Dimension 1 Dimension 2 Dimension 3 Dimension 4 Dimension 5 Dimension 6 Dimension 7 Dimension 8
Seller commodity 70 80 30 70 60 10 50 70
TABLE 1
The historical scores of the recommendation data are shown in table 2, where table 2 illustrates 10 dimension-related data commodities from correlation 1 to correlation 10, scores in 8 dimensions from dimension 1 to dimension 8, and correlation 1 is a data commodity associated with a seller commodity, for example, the score of the data commodity "correlation 1" in dimension 1 is 70 points; the data item "related 2" scored 60 points in dimension 6.
Dimension 1 Dimension 2 Dimension 3 Dimension 4 Dimension 5 Dimension 6 Dimension 7 Dimension 8
Correlation 1 70 80 60 50 50 70 50 80
Correlation 2 80 70 90 70 60 60 70 80
Correlation 3 70 70 50 50 70 60 50 80
Correlation 4 50 80 70 70 60 70 50 70
Correlation 5 30 80 80 40 30 60 70 80
Correlation 6 70 80 70 50 60 10 50 100
Correlation 7 80 70 40 80 80 60 50 80
Correlation 8 60 80 30 60 60 70 70 60
Correlation 9 90 70 70 70 70 60 90 70
Correlation 10 40 30 40 50 60 70 80 60
TABLE 2
The scoring matrix is shown in table 3, where table 3 illustrates the scoring matrix obtained by combining table 1 and table 2, for example, the score of a seller commodity in dimension 6 is 10 points; the data item "related 3" scored 60 points in dimension 6.
Dimension 1 Dimension 2 Dimension 3 Dimension 4 Dimension 5 Dimension 6 Dimension 7 Dimension 8
Seller commodity 70 80 30 70 60 10 50 70
Correlation 1 70 80 60 50 50 70 50 80
Correlation 2 80 70 90 70 60 60 70 80
Correlation 3 70 70 50 50 70 60 50 80
Correlation 4 50 80 70 70 60 70 50 70
Correlation 5 30 80 80 40 30 60 70 80
Correlation 6 70 80 70 50 60 10 50 100
Correlation 7 80 70 40 80 80 60 50 80
Correlation 8 60 80 30 60 60 70 70 60
Correlation 9 90 70 70 70 70 60 90 70
Correlation 10 40 30 40 50 60 70 80 60
TABLE 3
In a specific embodiment, in addition to the S1 data matching dimension, the S3 data contribution dimension, and the S6 data application dimension of the eight target evaluation dimensions mentioned above, the target evaluation dimensions further include: the data quality dimension of S2, the credibility dimension of S4, the appraisal dimension of S5, the assets dimension of S7 and the management maturity of S8 are described in a one-to-one manner.
The data quality dimension (S2) considers the quality of the overall data and trial data set, and its sub-dimensions include, but are not limited to: the overall data quality condition and the sampling trial data quality condition; taking the overall data quality situation as an example, the reference indexes include but are not limited to: overall data coverage, data dimension type, timeliness, desensitization, applicability-feature dimension.
Wherein, the whole data coverage rate is surveyed and is sold whole data cover visitor and crowd the number, covers visitor and crowd the number more and score higher more, and specific rule of grading is: covering the customer group with billions of people and scoring 8-10 points; covering more than ten million people in the customer group, and scoring for 5-8 points; the crowd covering the guest group is less than ten million, and the score is 3-5.
Data dimension type measures the degree of scarcity of a data product in the seller market.
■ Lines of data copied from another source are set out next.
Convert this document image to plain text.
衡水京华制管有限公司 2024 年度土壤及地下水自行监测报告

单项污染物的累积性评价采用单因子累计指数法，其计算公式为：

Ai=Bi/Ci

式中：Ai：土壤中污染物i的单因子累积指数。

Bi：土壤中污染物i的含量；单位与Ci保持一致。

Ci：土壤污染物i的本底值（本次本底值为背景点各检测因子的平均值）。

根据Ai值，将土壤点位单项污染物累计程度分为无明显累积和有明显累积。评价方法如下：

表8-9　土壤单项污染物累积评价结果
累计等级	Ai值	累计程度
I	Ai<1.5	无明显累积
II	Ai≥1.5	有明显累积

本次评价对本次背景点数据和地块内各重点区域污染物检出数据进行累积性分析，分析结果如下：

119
The more scarce the product dimension, the higher the score. The specific scoring rule is as follows: only 1-2 products of the same dimension type are sold in the seller market, the seller completely controls the price, and the grade is 8-10 points; 3-10 products of the same dimension type are sold in the seller market, and have substitutes with different prices with a score of 5-8; products of the same dimension type are sold in more than 10 in the seller market, and each price is almost the same, and the score is 3-5.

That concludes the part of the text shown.